I’m a real leader in the women’s-studies program and have assumed authority over many women who actually care about universal contraceptive access and gender bias in textbooks. Case in point: I landed a coveted work-study position at the Women’s Health Action & Mobilization office. Meanwhile, my old high-school cheerleading teammate Kelly is working at the deli in the student union, where she’s forced to wear a hairnet. Kelly and I have nothing in common anymore. Can you believe that she’s actually in a sorority? I don’t even talk to her, except for that time I asked her how it feels to be a member of the campus date-rape club. She didn’t have an answer for that. She just handed me my pita sandwich, dumbstruck.
I’m dating Dylan, a woman who volunteers at the Coalition For Gay, Lesbian And Bi Rights For The Homeless.

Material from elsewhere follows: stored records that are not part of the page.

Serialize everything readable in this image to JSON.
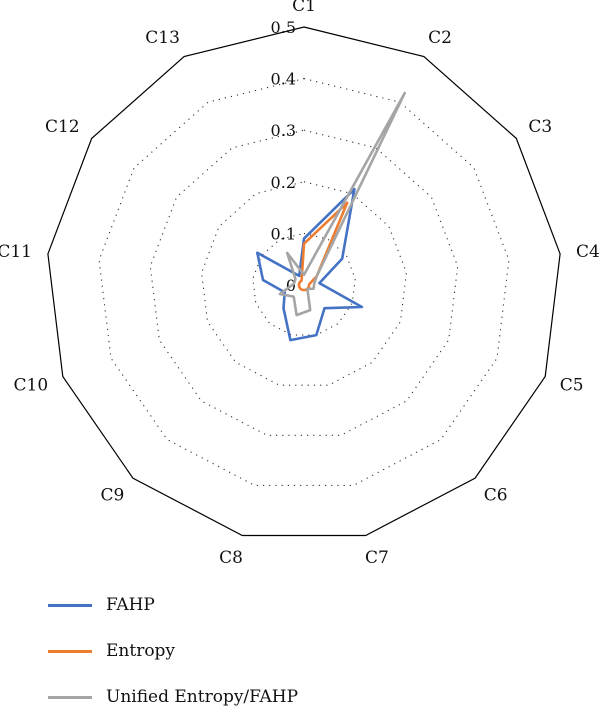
{
  "chart_data": {
    "type": "radar",
    "categories": [
      "C1",
      "C2",
      "C3",
      "C4",
      "C5",
      "C6",
      "C7",
      "C8",
      "C9",
      "C10",
      "C11",
      "C12",
      "C13"
    ],
    "ticks": [
      "0",
      "0.1",
      "0.2",
      "0.3",
      "0.4",
      "0.5"
    ],
    "rmax": 0.5,
    "grid_dotted": true,
    "legend_position": "bottom-left",
    "series": [
      {
        "name": "FAHP",
        "color": "#4472C4",
        "values": [
          0.09,
          0.21,
          0.09,
          0.03,
          0.12,
          0.06,
          0.1,
          0.11,
          0.06,
          0.04,
          0.08,
          0.11,
          0.02
        ]
      },
      {
        "name": "Entropy",
        "color": "#ED7D31",
        "values": [
          0.08,
          0.18,
          0.03,
          0.01,
          0.01,
          0.01,
          0.01,
          0.01,
          0.01,
          0.01,
          0.01,
          0.01,
          0.01
        ]
      },
      {
        "name": "Unified Entropy/FAHP",
        "color": "#A5A5A5",
        "values": [
          0.02,
          0.42,
          0.03,
          0.02,
          0.02,
          0.01,
          0.05,
          0.06,
          0.03,
          0.05,
          0.02,
          0.02,
          0.07
        ]
      }
    ]
  }
}
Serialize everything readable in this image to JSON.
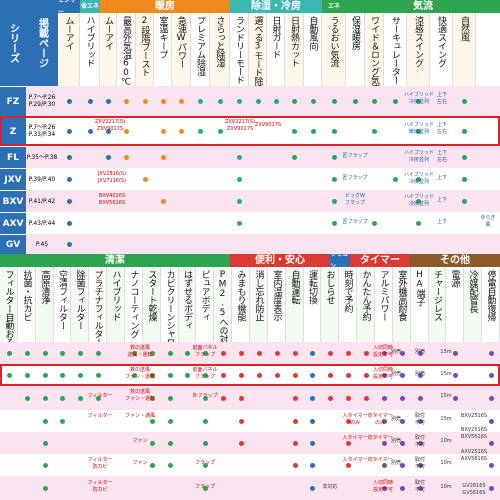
{
  "colors": {
    "series_blue": "#2c6fb4",
    "row_pink": "#fbe4ef",
    "row_white": "#ffffff",
    "hdr_blue": "#2c6fb4",
    "hdr_orange": "#f08a1c",
    "hdr_teal": "#3bb6b0",
    "hdr_green": "#2fa44f",
    "hdr_red": "#d93b33",
    "hdr_brown": "#8a5a2b",
    "dot_blue": "#2c6fb4",
    "dot_orange": "#f08a1c",
    "dot_teal": "#1fa8a0",
    "dot_green": "#2fa44f",
    "dot_purple": "#7c4aa8",
    "dot_red": "#d93b33",
    "highlight": "#e0202a"
  },
  "top": {
    "corner": {
      "series_label": "シリーズ",
      "page_label": "掲載ページ"
    },
    "groups": [
      {
        "label": "センサー"
      },
      {
        "label": "省エネ"
      },
      {
        "label": "暖房"
      },
      {
        "label": "除湿・冷房"
      },
      {
        "label": "エネ"
      },
      {
        "label": "気流"
      }
    ],
    "columns": [
      "ムーアイ",
      "ハイブリッド",
      "ムーアイ",
      "最高外気温60℃",
      "2段階ブースト",
      "室温キープ",
      "急速Wパワー",
      "プレミアム除湿",
      "さらっと除湿",
      "ランドリーモード",
      "選べる3モード除湿",
      "日射ガード",
      "日射熱カット",
      "自動風向",
      "うるおい気流",
      "保湿暖房",
      "ワイド＆ロング気流",
      "サーキュレーター",
      "涼感スイング",
      "快適スイング",
      "自然風"
    ],
    "rows": [
      {
        "series": "FZ",
        "pages": [
          "P.7〜P.26",
          "P.29/P.30"
        ]
      },
      {
        "series": "Z",
        "pages": [
          "P.7〜P.26",
          "P.33/P.34"
        ]
      },
      {
        "series": "FL",
        "pages": [
          "P.35〜P.38"
        ]
      },
      {
        "series": "JXV",
        "pages": [
          "P.39/P.40"
        ]
      },
      {
        "series": "BXV",
        "pages": [
          "P.41/P.42"
        ]
      },
      {
        "series": "AXV",
        "pages": [
          "P.43/P.44"
        ]
      },
      {
        "series": "GV",
        "pages": [
          "P.45"
        ]
      }
    ],
    "notes": {
      "fz_hybrid": "ハイブリッド",
      "fz_updown": "上下",
      "fz_left": "左右",
      "z_model1": "ZXV2217(S)",
      "z_model2": "ZXV9017S",
      "z_model3": "ZXV2217(S)",
      "z_model4": "ZXV9017S",
      "fl_flap": "匠フラップ",
      "jxv_model1": "JXV2816(S)",
      "jxv_model2": "JXV7116(S)",
      "bxv_model1": "BXV4016S",
      "bxv_model2": "BXV5616S",
      "bxv_flap": "ビッグW",
      "bxv_flap2": "フラップ",
      "axv_yura": "ゆらぎ",
      "axv_kaze": "風",
      "hybrid_cool": "冷房並列",
      "hybrid_warm": "暖房並列"
    }
  },
  "bottom": {
    "groups": [
      {
        "label": "清潔"
      },
      {
        "label": "便利・安心"
      },
      {
        "label": "リモコン"
      },
      {
        "label": "タイマー"
      },
      {
        "label": "その他"
      }
    ],
    "columns": [
      "フィルター自動おそうじメカ",
      "抗菌・抗カビ",
      "高原清浄",
      "空清フィルター",
      "除菌フィルター",
      "プラチナフィルター",
      "ハイブリッド",
      "ナノコーティング",
      "スタート乾燥",
      "カビクリーンシャワー",
      "はずせるボディ",
      "ピュアボディ",
      "PM2.5への対応",
      "みまもり機能",
      "消し忘れ防止",
      "室内温度表示",
      "自動運転",
      "運転切換",
      "おしらせ",
      "時刻で予約",
      "かんたん予約",
      "アルミパワー",
      "室外機高耐食",
      "HA端子",
      "チャージレス",
      "電源",
      "冷媒配管長",
      "停電自動復帰"
    ],
    "row_notes": {
      "r1_a": "救の送風",
      "r1_b": "送風・運転",
      "r1_c": "前面パネル",
      "r1_d": "フラップ",
      "r1_e": "別売",
      "r1_f": "入切同時",
      "r1_g": "設定不可",
      "r1_h": "別売",
      "r1_len": "15m",
      "r2_a": "救の送風",
      "r2_b": "ファン・運転",
      "r2_c": "前面パネル",
      "r2_d": "フラップ",
      "r2_e": "別売",
      "r2_f": "入切同時",
      "r2_g": "設定不可",
      "r2_h": "別売",
      "r2_len": "15m",
      "r3_a": "フィルター",
      "r3_b": "救の送風",
      "r3_c": "ファン・運転",
      "r3_d": "外フラップ",
      "r3_e": "15m",
      "r4_a": "フィルター",
      "r4_b": "ファン・通風",
      "r4_c": "入タイマー",
      "r4_d": "切タイマー",
      "r4_e": "のみ",
      "r4_f": "のみ",
      "r4_g": "別売",
      "r4_h": "取付",
      "r4_i": "不可",
      "r4_len": "15m",
      "r4_model": "BXV2516S",
      "r5_a": "ファン",
      "r5_b": "入タイマー",
      "r5_c": "切タイマー",
      "r5_d": "別売",
      "r5_e": "取付",
      "r5_f": "不可",
      "r5_len": "10m",
      "r5_model1": "BXV2516S",
      "r5_model2": "BXV5616S",
      "r6_a": "フィルター",
      "r6_b": "防カビ",
      "r6_c": "フラップ",
      "r6_d": "ファン",
      "r6_e": "入タイマー",
      "r6_f": "切タイマー",
      "r6_g": "別売",
      "r6_h": "取付",
      "r6_i": "不可",
      "r6_len": "10m",
      "r6_model1": "AXV2516S",
      "r6_model2": "AXV5616S",
      "r7_a": "フィルター",
      "r7_b": "防カビ",
      "r7_c": "フラップ",
      "r7_d": "非対応",
      "r7_e": "入切同時",
      "r7_f": "設定不可",
      "r7_g": "取付",
      "r7_h": "不可",
      "r7_len": "10m",
      "r7_model1": "GV2816S",
      "r7_model2": "GV5616S"
    }
  }
}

Sure, I’m not really a lesbian, but showing up at Take Back The Night with Dylan captured a lot of attention. When I was in the bathroom stall the other day, I heard two girls I didn’t even know talking about me. See, this feminism stuff works.
The thing that really surprised me, given the fundament of feminist dialoguing, is how easy it is to use feminism against fellow feminists. Last night at the student council meeting, I accused Angie Hopilite of being an “enemy of all women.” She said creating a lighted safe-walk on Campus Drive was a bad idea, because of the traffic. She said the funds should go to displaced, battered women at—surprise, surprise—the shelter where she volunteers. To gain the upper hand, I had to use a little bit of jargon. I accused Angie of supporting the coercionary practices of establishment feminism and noted that Jung said attempting social engineering through politics only results in reality being driven into the unconscious. The vote came down 11 to 1 in my favor. Take that, Angie. We’ll see who gets to take the all-expenses-paid trip to the WHAM national conference in D.C. this year.